Wie viele Menschen hier leben, darüber machen die Einheimischen unterschiedliche Angaben. 130.000 ist oft zu hören, etliche sagen, es seien mittlerweile 200.000 Menschen. Fest steht, dass viele Menschen nach Agadez kommen, die auf der Durchreise sind. Das habe Tradition, sagt der Bürgermeister von Agadez. Rhissa Feltou residiert in einem sehr schlichten Büro. Spärliche Einrichtung. Drei einfache Stühle, ein Schreibtisch mit der Staatsflagge von Niger darauf.
"Agadez ist das Zentrum von Niger. Die Kreuzung zwischen Schwarzafrika und Nordafrika."

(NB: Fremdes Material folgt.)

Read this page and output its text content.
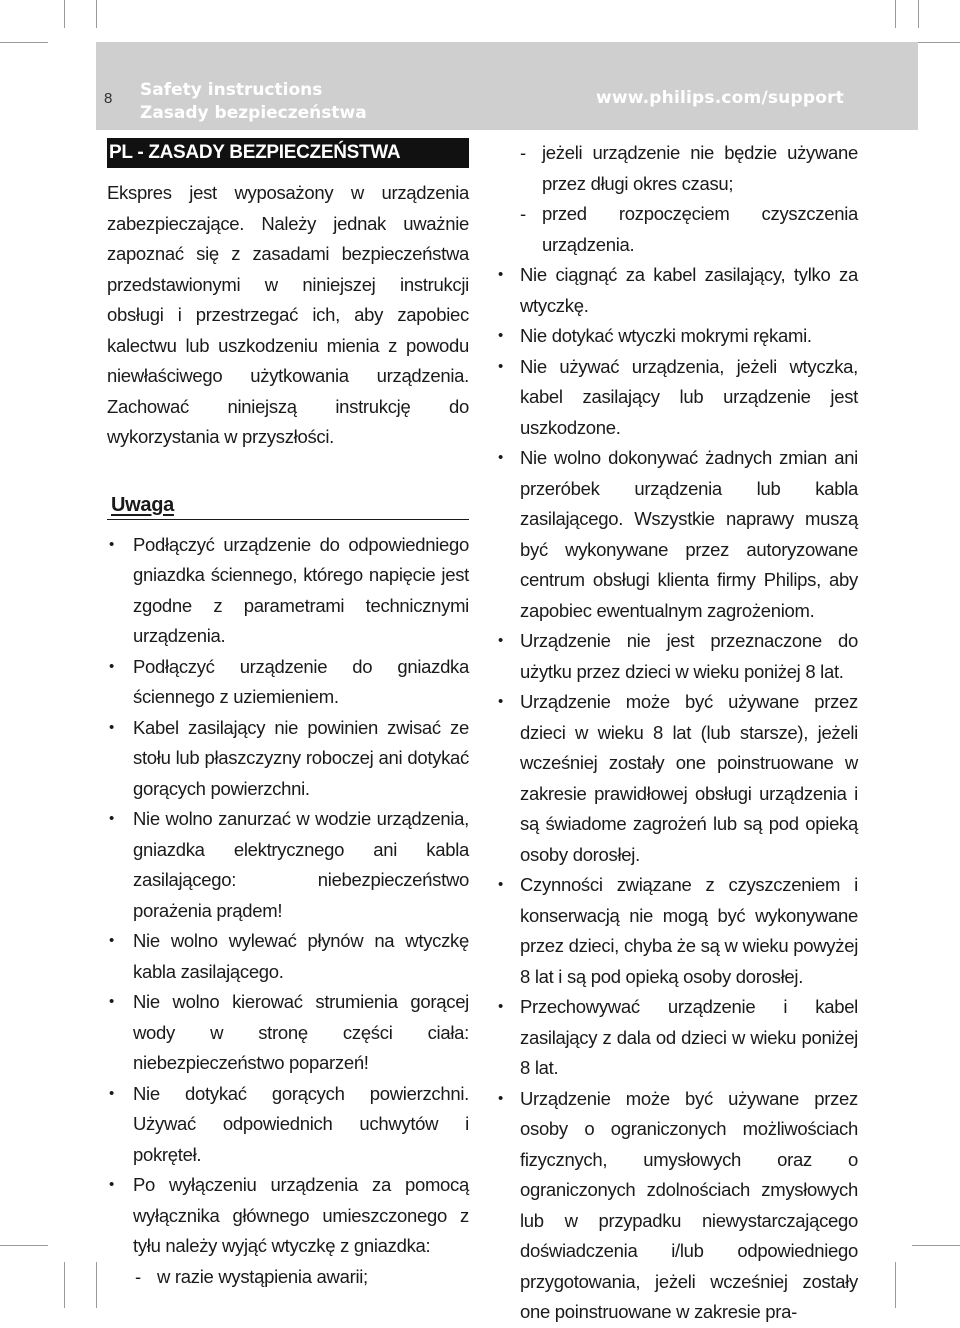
8 Safety instructions
Zasady bezpieczeństwa
www.philips.com/support
PL - ZASADY BEZPIECZEŃSTWA

Ekspres jest wyposażony w urządzenia zabezpieczające. Należy jednak uważnie zapoznać się z zasadami bezpieczeństwa przedstawionymi w niniejszej instrukcji obsługi i przestrzegać ich, aby zapobiec kalectwu lub uszkodzeniu mienia z powodu niewłaściwego użytkowania urządzenia. Zachować niniejszą instrukcję do wykorzystania w przyszłości.

Uwaga
• Podłączyć urządzenie do odpowiedniego gniazdka ściennego, którego napięcie jest zgodne z parametrami technicznymi urządzenia.
• Podłączyć urządzenie do gniazdka ściennego z uziemieniem.
• Kabel zasilający nie powinien zwisać ze stołu lub płaszczyzny roboczej ani dotykać gorących powierzchni.
• Nie wolno zanurzać w wodzie urządzenia, gniazdka elektrycznego ani kabla zasilającego: niebezpieczeństwo porażenia prądem!
• Nie wolno wylewać płynów na wtyczkę kabla zasilającego.
• Nie wolno kierować strumienia gorącej wody w stronę części ciała: niebezpieczeństwo poparzeń!
• Nie dotykać gorących powierzchni. Używać odpowiednich uchwytów i pokręteł.
• Po wyłączeniu urządzenia za pomocą wyłącznika głównego umieszczonego z tyłu należy wyjąć wtyczkę z gniazdka:
- w razie wystąpienia awarii;
- jeżeli urządzenie nie będzie używane przez długi okres czasu;
- przed rozpoczęciem czyszczenia urządzenia.
• Nie ciągnąć za kabel zasilający, tylko za wtyczkę.
• Nie dotykać wtyczki mokrymi rękami.
• Nie używać urządzenia, jeżeli wtyczka, kabel zasilający lub urządzenie jest uszkodzone.
• Nie wolno dokonywać żadnych zmian ani przeróbek urządzenia lub kabla zasilającego. Wszystkie naprawy muszą być wykonywane przez autoryzowane centrum obsługi klienta firmy Philips, aby zapobiec ewentualnym zagrożeniom.
• Urządzenie nie jest przeznaczone do użytku przez dzieci w wieku poniżej 8 lat.
• Urządzenie może być używane przez dzieci w wieku 8 lat (lub starsze), jeżeli wcześniej zostały one poinstruowane w zakresie prawidłowej obsługi urządzenia i są świadome zagrożeń lub są pod opieką osoby dorosłej.
• Czynności związane z czyszczeniem i konserwacją nie mogą być wykonywane przez dzieci, chyba że są w wieku powyżej 8 lat i są pod opieką osoby dorosłej.
• Przechowywać urządzenie i kabel zasilający z dala od dzieci w wieku poniżej 8 lat.
• Urządzenie może być używane przez osoby o ograniczonych możliwościach fizycznych, umysłowych oraz o ograniczonych zdolnościach zmysłowych lub w przypadku niewystarczającego doświadczenia i/lub odpowiedniego przygotowania, jeżeli wcześniej zostały one poinstruowane w zakresie pra-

Bürgermeister Rhissa Feltou trägt traditionelle Kleidung. Einen strahlend blauen Hosenanzug, den Kopf umschlungen von einem Toureg-Tuch, das auch den Mund bedeckt. Feltou stützt die Ellenbogen auf die Schreibtischplatte und versucht, seine Stadt zu beschreiben:
"Eine sehr alte Stadt, mit einer Kultur, die geprägt ist von der Durchreise, von der Migration. Eine Kreuzung für Menschen, die aus dem Süden früher mit Karawanen kamen. Heute kommen Autos und Flugzeuge. Agadez ist bekannt, weil es mal eine Etappenstadt der Rallye Paris – Dakar war. Damals, als wir pro Monat tausende Touristen hatten."
Heute werden Migranten statt Salz transportiert
Agadez als Kreuzung zwischen Schwarzafrika und Nordafrika. Das ist der zentrale Punkt. Früher sind von hier aus Kamelkarawanen Richtung Nordafrika gezogen. Beladen mit Salz, damals ein kostbares Gut. Heute ziehen nicht mehr Kamele durch die Wüste. Jetzt sind es Lastwagen, Pick-up-Transporter und Busse. Heute wird nicht mehr Salz transportiert. Jetzt sind es Migranten. Menschen aus Westafrika vor allem, die weiter Richtung Norden, nach Libyen, manche auch nach Algerien, wollen - ans Mittelmeer. In der Hoffnung, von dort aus ins reiche Europa zu kommen. Sie kommen in Bussen nach Agadez. Aus dem Senegal, aus Gambia, Burkina Faso oder aus Mali.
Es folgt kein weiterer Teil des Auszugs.